# How to contribute more in class discussions?



## TimeisAllAround (Aug 16, 2009)

Before I got social anxiety I was kind of the stereotypical teacher's pet. I always participated in class discussions.
My social anxiety has impeded my ability to be able to speak out in class, even when I feel the urge to share my opinion or whatnot. Sometimes I'm able to speak my mind but other times I just shy away.
I get really nervous when I am the center of attention and worry that I will say something incorrect or something that will make people feel less of me. I know they are stupid irrational fears for the most part. 
Anyone have any tips on how to participate more? Can anyone relate?


----------



## virgo chick (Aug 14, 2009)

I can relate to that. My grades at school could have been higher if i'd participated more in class. I hardly/never speak in class, but have kinda improved.
The good thing about you, is that you have the urge to say something.I say go for it! Some of us get so tied up in our anxiety we forget to be in the moment.
One other thing is that you can try to participate in the way my friend does. She is outgoing in genral but suprisingly quiet in class. What she does is when she says something, she doesnt look up from her grafitti/ fiddling. But tutors appreciate her participating. 
For me when i speak out i keep an eye contact with the tutor or look over his head. Cus if im aware that other people are looking at me---im done for :um
But hey, there is no such thing as a dumb/stupid comment. You are studying for a reason. Even though some immature pricks may laugh- you can betcha there is someone else breathing a sigh of relief because you asked the a question they felt too scared to ask out loud.
I usually laugh with others when they laugh at me.. hope this helps.


----------



## TimeisAllAround (Aug 16, 2009)

Good advice. Yeah about the "no such thing as a stupid comment." thing.. I believe that I think that because I have low self esteem. I mean not to appear like I'm full of myself but I've always been in at least a couple of advanced classes. I've been in some AP or college classes while in high school. I've kind of felt somewhat unworthy, I think my friends are smarter than me. Really I think most of my bad grades come from my procrastination which is linked to my perfectionism. I just have to get over that, hopefully I'll make some progress this year. I think that will lead to more participation in class.


----------



## virgo chick (Aug 14, 2009)

TimeisAllAround said:


> I mean not to appear like I'm full of myself but I've always been in at least a couple of advanced classes.
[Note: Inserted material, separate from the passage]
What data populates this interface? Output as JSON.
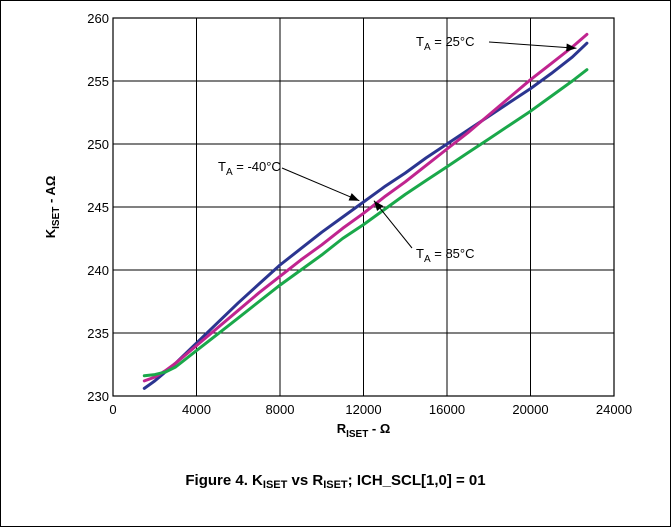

Thats cool. You don't sound as if you are full of yourself.



TimeisAllAround said:


> I've kind of felt somewhat unworthy, I think my friends are smarter than me. Really I think most of my bad grades come from my procrastination which is linked to my perfectionism. I just have to get over that, hopefully I'll make some progress this year. I think that will lead to more participation in class.


I feel the same way too. Im an art student and I cant even get myself to draw in my free time, because of the perfectionism. Really sucks. But its good that you made progress


----------



## TimeisAllAround (Aug 16, 2009)

That is a bummer about your drawing. Yeah the perfectionism leads to procrastination. That leads to something that isn't the best I could do. Which just starts a vicious cycle.


----------



## pita (Jan 17, 2004)

The more you do it, the easier it gets. If you know the class is going to be about a particular topic, you can prepare yourself for the discussion and make notes about things before you say them. Pick one class that you're really interested in, and challenge yourself to put up your hand at least once every time that class meets. I still sweat and shake and freak out when I have to talk in class, but I've gotten a lot better. I can actually _do_ it now, even if it's terrifying.

Good luck.


----------



## TimeisAllAround (Aug 16, 2009)

Thanks for the advice. Yeah I find that I'm willing to speak more in some classes than others. I suppose I can start with one class and branch out as I feel more comfortable.


----------